Grain de Poivre du 13 juin – Daniel Rivaud- Combat contre la mort programmée

Peut-on véritablement « mourir dans la dignité » ? Pour notre chroniqueur, cela ne veut rien dire… Il nous explique son point de vue en revenant sur un fait divers suisse pas banal.

 

Phare FM : Nouveau rebondissement en Suisse dans l’affaire de ses 2 frères qui ont attaqué Exit (association œuvrant pour le suicide assisté) suite à la mort de leur frère. Les deux hommes, qui voulaient l’empêcher de mettre fin à sa vie, continuent leur combat en justice. Le 29 mai, ils ont relancé la procédure par un recours contre une ordonnance du tribunal. Est-ce que l’on peut parler d’une prise de conscience ?

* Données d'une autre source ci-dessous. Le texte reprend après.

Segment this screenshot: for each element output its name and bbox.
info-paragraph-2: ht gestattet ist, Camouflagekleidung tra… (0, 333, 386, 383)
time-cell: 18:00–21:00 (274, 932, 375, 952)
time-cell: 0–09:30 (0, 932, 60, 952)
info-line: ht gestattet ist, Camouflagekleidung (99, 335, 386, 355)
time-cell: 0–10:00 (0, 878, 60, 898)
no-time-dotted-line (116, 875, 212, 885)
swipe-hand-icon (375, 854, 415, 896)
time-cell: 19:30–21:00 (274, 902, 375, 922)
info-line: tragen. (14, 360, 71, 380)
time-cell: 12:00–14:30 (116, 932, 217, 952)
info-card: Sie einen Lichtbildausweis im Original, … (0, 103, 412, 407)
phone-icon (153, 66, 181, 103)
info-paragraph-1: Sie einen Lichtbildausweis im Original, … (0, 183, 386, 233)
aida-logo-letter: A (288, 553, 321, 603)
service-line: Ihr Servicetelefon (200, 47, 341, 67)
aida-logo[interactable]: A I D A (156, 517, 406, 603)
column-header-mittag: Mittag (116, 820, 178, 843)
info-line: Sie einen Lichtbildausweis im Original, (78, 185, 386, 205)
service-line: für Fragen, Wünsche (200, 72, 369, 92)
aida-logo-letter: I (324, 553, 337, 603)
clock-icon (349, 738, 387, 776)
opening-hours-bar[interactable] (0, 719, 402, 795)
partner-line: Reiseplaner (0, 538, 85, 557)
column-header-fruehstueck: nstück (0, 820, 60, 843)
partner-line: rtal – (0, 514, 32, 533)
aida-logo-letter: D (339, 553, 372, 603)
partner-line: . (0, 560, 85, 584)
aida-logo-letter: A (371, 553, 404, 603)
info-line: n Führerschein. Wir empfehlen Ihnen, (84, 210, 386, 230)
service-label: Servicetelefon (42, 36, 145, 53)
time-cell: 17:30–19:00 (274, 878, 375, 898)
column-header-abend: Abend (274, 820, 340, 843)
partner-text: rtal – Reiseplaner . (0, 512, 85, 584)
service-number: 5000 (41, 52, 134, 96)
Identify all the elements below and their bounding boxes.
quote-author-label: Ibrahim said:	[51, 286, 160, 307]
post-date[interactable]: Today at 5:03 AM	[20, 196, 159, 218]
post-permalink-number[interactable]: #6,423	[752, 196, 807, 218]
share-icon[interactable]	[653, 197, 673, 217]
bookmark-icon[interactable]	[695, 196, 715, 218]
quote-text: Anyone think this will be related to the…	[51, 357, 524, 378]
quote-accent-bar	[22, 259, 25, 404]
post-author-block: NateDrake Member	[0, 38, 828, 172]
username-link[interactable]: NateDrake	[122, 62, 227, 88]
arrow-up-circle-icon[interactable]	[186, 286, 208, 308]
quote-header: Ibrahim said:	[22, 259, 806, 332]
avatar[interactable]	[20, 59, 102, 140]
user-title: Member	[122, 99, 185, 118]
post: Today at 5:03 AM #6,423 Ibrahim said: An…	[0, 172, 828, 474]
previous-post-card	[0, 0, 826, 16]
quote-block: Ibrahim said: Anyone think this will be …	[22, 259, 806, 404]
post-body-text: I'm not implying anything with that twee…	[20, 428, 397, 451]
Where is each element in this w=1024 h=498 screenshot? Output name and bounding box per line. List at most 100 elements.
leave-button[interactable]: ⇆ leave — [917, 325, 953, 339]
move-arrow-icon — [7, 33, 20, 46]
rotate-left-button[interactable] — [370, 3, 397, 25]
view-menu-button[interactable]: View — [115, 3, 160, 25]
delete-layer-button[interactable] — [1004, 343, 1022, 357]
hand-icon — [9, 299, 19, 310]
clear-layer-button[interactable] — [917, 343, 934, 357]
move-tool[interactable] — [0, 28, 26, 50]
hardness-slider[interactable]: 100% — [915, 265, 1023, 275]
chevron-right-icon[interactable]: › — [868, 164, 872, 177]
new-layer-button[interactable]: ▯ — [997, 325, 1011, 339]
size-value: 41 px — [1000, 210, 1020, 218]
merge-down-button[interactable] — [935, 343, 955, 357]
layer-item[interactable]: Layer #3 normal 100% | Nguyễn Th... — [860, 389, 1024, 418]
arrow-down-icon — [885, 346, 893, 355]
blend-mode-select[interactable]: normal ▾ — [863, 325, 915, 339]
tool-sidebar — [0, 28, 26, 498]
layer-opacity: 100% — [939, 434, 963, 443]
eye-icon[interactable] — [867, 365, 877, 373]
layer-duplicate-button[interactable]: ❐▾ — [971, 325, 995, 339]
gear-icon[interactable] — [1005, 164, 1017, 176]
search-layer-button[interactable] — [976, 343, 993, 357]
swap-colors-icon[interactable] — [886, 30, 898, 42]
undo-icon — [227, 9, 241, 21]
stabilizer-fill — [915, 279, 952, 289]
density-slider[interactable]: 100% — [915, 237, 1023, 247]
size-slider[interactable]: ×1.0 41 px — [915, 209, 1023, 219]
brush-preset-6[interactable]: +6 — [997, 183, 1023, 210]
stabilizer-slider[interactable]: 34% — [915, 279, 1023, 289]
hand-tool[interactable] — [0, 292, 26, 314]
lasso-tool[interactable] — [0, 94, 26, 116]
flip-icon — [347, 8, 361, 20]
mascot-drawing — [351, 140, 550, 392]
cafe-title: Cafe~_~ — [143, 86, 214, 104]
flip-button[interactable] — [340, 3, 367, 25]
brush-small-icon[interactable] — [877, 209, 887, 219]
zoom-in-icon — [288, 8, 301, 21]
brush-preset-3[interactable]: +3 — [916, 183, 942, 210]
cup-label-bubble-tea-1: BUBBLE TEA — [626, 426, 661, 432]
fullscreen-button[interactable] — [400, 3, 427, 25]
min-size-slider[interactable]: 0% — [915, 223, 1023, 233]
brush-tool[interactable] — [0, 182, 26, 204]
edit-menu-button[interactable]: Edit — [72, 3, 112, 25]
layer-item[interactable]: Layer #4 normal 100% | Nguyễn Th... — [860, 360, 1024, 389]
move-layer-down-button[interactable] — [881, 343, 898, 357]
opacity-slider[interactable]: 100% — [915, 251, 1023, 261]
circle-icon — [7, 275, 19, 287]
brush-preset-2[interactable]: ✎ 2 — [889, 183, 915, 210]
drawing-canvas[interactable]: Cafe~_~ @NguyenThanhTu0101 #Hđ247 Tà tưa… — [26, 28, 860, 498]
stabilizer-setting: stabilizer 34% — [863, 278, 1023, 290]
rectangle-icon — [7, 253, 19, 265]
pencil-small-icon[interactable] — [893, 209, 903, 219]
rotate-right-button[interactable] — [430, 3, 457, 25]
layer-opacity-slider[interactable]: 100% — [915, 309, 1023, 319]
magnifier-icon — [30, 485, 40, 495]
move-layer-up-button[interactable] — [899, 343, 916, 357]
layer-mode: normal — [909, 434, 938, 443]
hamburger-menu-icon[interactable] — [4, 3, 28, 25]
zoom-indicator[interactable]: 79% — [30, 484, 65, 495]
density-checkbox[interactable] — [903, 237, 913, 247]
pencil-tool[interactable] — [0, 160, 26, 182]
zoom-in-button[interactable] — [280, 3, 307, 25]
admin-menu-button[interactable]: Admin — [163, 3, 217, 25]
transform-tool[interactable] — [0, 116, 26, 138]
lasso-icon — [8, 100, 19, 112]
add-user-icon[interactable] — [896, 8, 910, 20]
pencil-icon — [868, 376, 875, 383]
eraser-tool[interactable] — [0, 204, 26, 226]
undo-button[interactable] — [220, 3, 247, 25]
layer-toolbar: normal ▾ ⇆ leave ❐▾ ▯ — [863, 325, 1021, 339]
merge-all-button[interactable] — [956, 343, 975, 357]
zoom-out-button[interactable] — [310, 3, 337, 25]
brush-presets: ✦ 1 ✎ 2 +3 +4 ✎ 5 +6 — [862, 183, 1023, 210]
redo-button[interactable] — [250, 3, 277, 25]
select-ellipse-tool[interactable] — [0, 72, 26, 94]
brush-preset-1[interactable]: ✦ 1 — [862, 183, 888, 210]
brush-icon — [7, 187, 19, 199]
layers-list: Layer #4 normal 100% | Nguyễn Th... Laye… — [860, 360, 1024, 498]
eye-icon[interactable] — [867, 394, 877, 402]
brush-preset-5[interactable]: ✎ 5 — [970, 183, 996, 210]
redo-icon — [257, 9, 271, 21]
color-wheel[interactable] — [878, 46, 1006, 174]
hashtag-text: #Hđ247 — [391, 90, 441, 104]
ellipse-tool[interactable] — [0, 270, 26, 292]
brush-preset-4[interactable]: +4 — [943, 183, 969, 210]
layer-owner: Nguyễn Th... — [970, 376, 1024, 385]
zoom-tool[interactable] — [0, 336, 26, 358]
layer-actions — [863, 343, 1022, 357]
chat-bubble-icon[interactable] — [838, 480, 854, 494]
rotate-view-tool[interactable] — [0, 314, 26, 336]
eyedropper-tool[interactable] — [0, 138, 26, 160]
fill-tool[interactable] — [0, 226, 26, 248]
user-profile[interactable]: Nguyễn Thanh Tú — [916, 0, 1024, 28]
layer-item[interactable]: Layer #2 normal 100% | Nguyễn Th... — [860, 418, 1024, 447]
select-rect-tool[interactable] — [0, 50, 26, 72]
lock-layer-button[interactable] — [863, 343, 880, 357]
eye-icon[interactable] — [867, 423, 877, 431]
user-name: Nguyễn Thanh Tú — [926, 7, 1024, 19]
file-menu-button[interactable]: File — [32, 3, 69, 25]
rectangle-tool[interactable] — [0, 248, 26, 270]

Chroniqueur : Difficile à dire. Car nous ne connaissons pas les motivations profondes de ses 2 frères. Mais aucun doute que des histoires comme celle-là nous interpellent sur la société que nous voulons. Pour Bertrand Kiefer, médecin, rédacteur en chef de la Revue médicale suisse, « les demandes d’Exit nous obligent à aborder la question de la vieillesse et la place culturelle que nous lui accordons. Elle est associée à un sentiment de déchéance dans un monde valorisant la jeunesse, la performance et la beauté ; l’humain est de plus en plus ramené à un produit qui doit être de bonne qualité. On nous répète d’ailleurs que le but est d’assurer une « qualité de vie » aux personnes âgées. Non, il faut surtout les aider à trouver un sens à leur vie, d’autant plus dans un système déshumanisé à bien des égards. Le véritable danger serait d’installer une culture allant dans ce sens. Nous devons éviter que les personnes qui n’optent pas pour ce choix subissent une pression en intégrant le discours qu’avec l’âge, on devient inutile.” 

Phare FM : Avec donc l’idée sous-jacente qu’il faut pouvoir mourir « dans la dignité » ?

Chroniqueur : Oui, c’est exactement cela. D’ailleurs cette expression « mourir dans la dignité » est une invention des mouvements en faveur de l’euthanasie et du suicide assisté, abondamment reprise par les médias, qui entretient cette pensée que nous pouvons perdre notre dignité. Or, qu’est-ce qui nous donne notre dignité en tant qu’êtres humains ? Est-ce que c’est ce que nous faisons, ou ce que nous sommes ? N’est-ce pas « ce que nous sommes » ?

On retrouve cette même interrogation dans toutes les questions touchant au début de la vie et à la fin de vie, mais également au handicap, à la marchandisation du corps humain, etc.

Phare FM : Mais est-ce qu’on ne touche pas là à la liberté de chaque être humain ?

Chroniqueur : Bien sûr que non Sandrine ! Il n’appartient pas à un individu, quel qu’il soit et quelle que soit sa situation, de définir ce qui relève de la dignité humaine, ni pour lui-même, ni pour la société tout entière. C’est dans ce sens qu’ont été énoncées, de tout temps, des règles pour protéger l’humain de son semblable. Dans une affaire récente en Allemagne, le débat sur l’assistance au suicide (qui est toujours interdit dans ce pays) a été relancé par un arrêt enjoignant l’Agence allemande du médicament de permettre, dans certains cas, à des patients incurables en fin de vie d’obtenir un médicament létal pour abréger leurs souffrances.

Le tribunal administratif fédéral avait en effet déclaré que « tout individu bénéficie d’un ‘droit à l’autodétermination’ garanti par la Constitution ». Mais ce droit ne s’appliquerait que « dans des situations désespérées ; sans issue thérapeutique possible, et uniquement lorsque le patient exprime clairement sa décision », ramenant une fois de plus une décision de mort à celle d’un individu.

Phare FM : Mais pourquoi cette judiciarisation, et par voie de conséquence, cette légalisation en faveur de la mort ?

Chroniqueur : Parce que ce qui devient légal devient moral. C’est le triste constat de nos sociétés où nous avons inversé l’ordre logique des références pour définir nos repères. Malheureusement, dans beaucoup de cas, ceux-ci conduisent vers la mort. L’interpellation de Dieu dans la Bible reste toujours d’actualité : « J’ai mis devant toi la vie et la mort, la bénédiction et la malédiction. Choisis la vie, afin que tu vives, toi et ta postérité. » Puissions-nous encore l’écouter.